第64章(1 / 4)
嘉言脚下步伐猛地一滞,回头盯着他:“你说什么?”
“当年就是明镜山找人打伤了二殿下,又在他痛苦难熬的时候送来了五石散,从此再也离不开这个东西。明镜山妄图以此逼王爷与他合作,为他谋北朝,甚至谋天下。”
霍加知道这是不可说的秘密,可陆姑娘也太倔了,脑子也不拐弯,他也是一时着急,就把话漏了出来。
结果不说还好,一旦开了个口子,就怎么也收不住了。
“殿下不让说,免得把你牵扯进来,二殿下更不想在你心里的形象毁于一旦,至死都让保守这个秘密。王爷虽行事狠辣的些,但你怀疑的那些事却从不屑于做,明镜山炼制五石散,害了多少人?别说他,就是整个明府都给二殿下陪葬都不够。”
霍加声音很平静,可是握紧的双拳、冰冷的目光都在告诉嘉言他一点也不平静。
嘉言花了好大的劲,才从他的话里缓过神:“二哥他……他不是……”
“是明镜山。五石散拖垮了二殿下的身子,已经无法戒除。不吃,就会和沈樱一样,吃了,身子越来越差。”
染上了那种东西,什么样的人都会颓败,昔日也是意气风发的王,却被困在宅院里,了此残生。他也不过才二十来岁,正是好美好的年华,却没能过上几天安稳的日子。
“若不是殿下拼尽全力保住他几年,只怕你都没有机会见到他。”
没有淮生,就不存在陆平生把人带回家陪弟弟说话,今日的嘉言或许早已饿死在街头。
嘉言还是不敢相信,那样温柔的二哥,竟然一直遭受折磨。
“二哥他……他……他除了身子弱点,一切看起来都好好的。”
沈樱没有五石散,失去理智,完全是个疯妇模样,可是二哥自始至终都是温文儒雅,从未见过有失控的时候。
嘉言不敢相信。
“二殿下为了不让大家担心,经常在失控前服食大量五石散,瘾都被压住了,人自然不会失控。”他问嘉言,“知道你最敬重的二哥是怎么死的,你还会可怜明家的人吗?”
嘉言低下头,心中五味杂陈:“我不知道。”
恨意在霍加道出真相的那一刻就在心里生了根。
明镜山本就该死,二哥被他折磨成那样,他更该死了。
可是无论怎么恨他,都无法忘记明玉那张天真无邪的脸。
“殿下做事有他的原则,你所谓的草芥,他根本不屑去杀。反倒是明镜山,该死不该死的,只要拦住自己的路,都要祸害一番。”
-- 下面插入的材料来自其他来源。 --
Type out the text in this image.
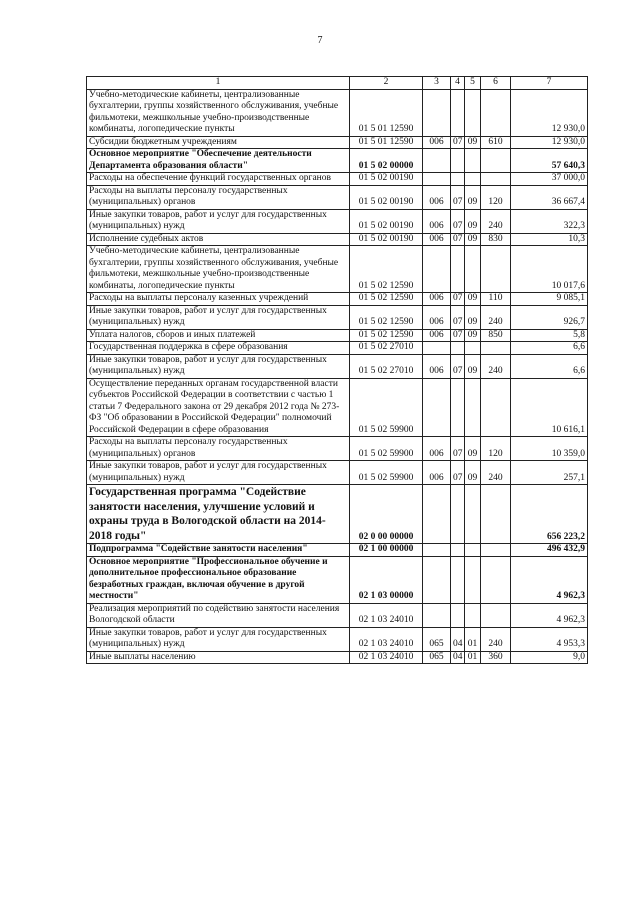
7
1	2	3	4	5	6	7
Учебно-методические кабинеты, централизованные бухгалтерии, группы хозяйственного обслуживания, учебные фильмотеки, межшкольные учебно-производственные комбинаты, логопедические пункты	01 5 01 12590					12 930,0
Субсидии бюджетным учреждениям	01 5 01 12590	006	07	09	610	12 930,0
Основное мероприятие "Обеспечение деятельности Департамента образования области"	01 5 02 00000					57 640,3
Расходы на обеспечение функций государственных органов	01 5 02 00190					37 000,0
Расходы на выплаты персоналу государственных (муниципальных) органов	01 5 02 00190	006	07	09	120	36 667,4
Иные закупки товаров, работ и услуг для государственных (муниципальных) нужд	01 5 02 00190	006	07	09	240	322,3
Исполнение судебных актов	01 5 02 00190	006	07	09	830	10,3
Учебно-методические кабинеты, централизованные бухгалтерии, группы хозяйственного обслуживания, учебные фильмотеки, межшкольные учебно-производственные комбинаты, логопедические пункты	01 5 02 12590					10 017,6
Расходы на выплаты персоналу казенных учреждений	01 5 02 12590	006	07	09	110	9 085,1
Иные закупки товаров, работ и услуг для государственных (муниципальных) нужд	01 5 02 12590	006	07	09	240	926,7
Уплата налогов, сборов и иных платежей	01 5 02 12590	006	07	09	850	5,8
Государственная поддержка в сфере образования	01 5 02 27010					6,6
Иные закупки товаров, работ и услуг для государственных (муниципальных) нужд	01 5 02 27010	006	07	09	240	6,6
Осуществление переданных органам государственной власти субъектов Российской Федерации в соответствии с частью 1 статьи 7 Федерального закона от 29 декабря 2012 года № 273-ФЗ "Об образовании в Российской Федерации" полномочий Российской Федерации в сфере образования	01 5 02 59900					10 616,1
Расходы на выплаты персоналу государственных (муниципальных) органов	01 5 02 59900	006	07	09	120	10 359,0
Иные закупки товаров, работ и услуг для государственных (муниципальных) нужд	01 5 02 59900	006	07	09	240	257,1
Государственная программа "Содействие занятости населения, улучшение условий и охраны труда в Вологодской области на 2014-2018 годы"	02 0 00 00000					656 223,2
Подпрограмма "Содействие занятости населения"	02 1 00 00000					496 432,9
Основное мероприятие "Профессиональное обучение и дополнительное профессиональное образование безработных граждан, включая обучение в другой местности"	02 1 03 00000					4 962,3
Реализация мероприятий по содействию занятости населения Вологодской области	02 1 03 24010					4 962,3
Иные закупки товаров, работ и услуг для государственных (муниципальных) нужд	02 1 03 24010	065	04	01	240	4 953,3
Иные выплаты населению	02 1 03 24010	065	04	01	360	9,0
“陆姑娘。”霍加叫她陆姑娘,像还不熟稔时那样,“高处不胜寒,二殿下这一生孤苦,殿下又何尝不是?我犯了错,把这个秘密告诉你,是不希望你因为明家的人跟殿下闹别扭。”
“殿下的母亲偏爱陛下,沈姑娘为了权势离开了,最疼爱的弟弟也离他而去,现在连你都走了。他心里不爽,却也只说尊重你,让我送你一程,在暗处照顾你。”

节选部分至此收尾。